The Tenth Circuit first assessed the second requirement. Following the district court’s decision, the US Supreme Court decided Ford Motor Co. v. Montana Eighth Judicial District Court, 141 S.Ct. 1017 (2021), where it held that this prong may be satisfied where a plaintiff’s claim arises from essentially the same type of activity, even if the activity that gave rise to the claim was not directed at forum residents. Accordingly, even if AAC’s call to plaintiff was not a direct result of its telemarketing efforts directed at Colorado, plaintiff was still injured there by activity essentially identical to activity that it directs at Colorado residents. It does not matter that AAC called plaintiff from a list of apparent Vermont residents. Therefore, the second prong was satisfied.

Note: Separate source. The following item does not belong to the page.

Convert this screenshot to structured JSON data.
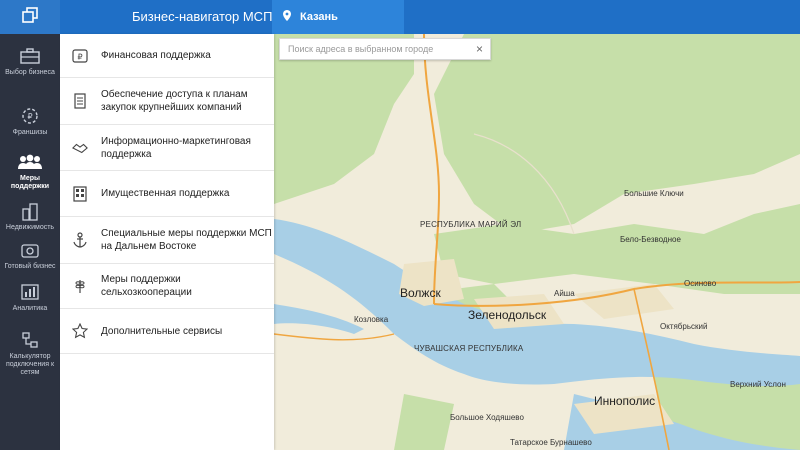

As to the first prong, plaintiff alleged that AAC maintained “continuous and systematic contacts” with Colorado through targeted telemarketing and used telemarketing to sell service contracts nationwide, including in Colorado, by calling Colorado phone numbers. AAC did not contradict these assertions. Plaintiff plausibly alleged that AAC purposefully directed its activities at residents of Colorado.
Lastly, the Tenth Circuit rejected AAC’s argument that personal jurisdiction in Colorado does not comport with fair play and substantial justice, because inconvenience alone is insufficient to meet this standard.
The order dismissing plaintiff’s suit for lack of personal jurisdiction was reversed and the case was remanded for further proceedings.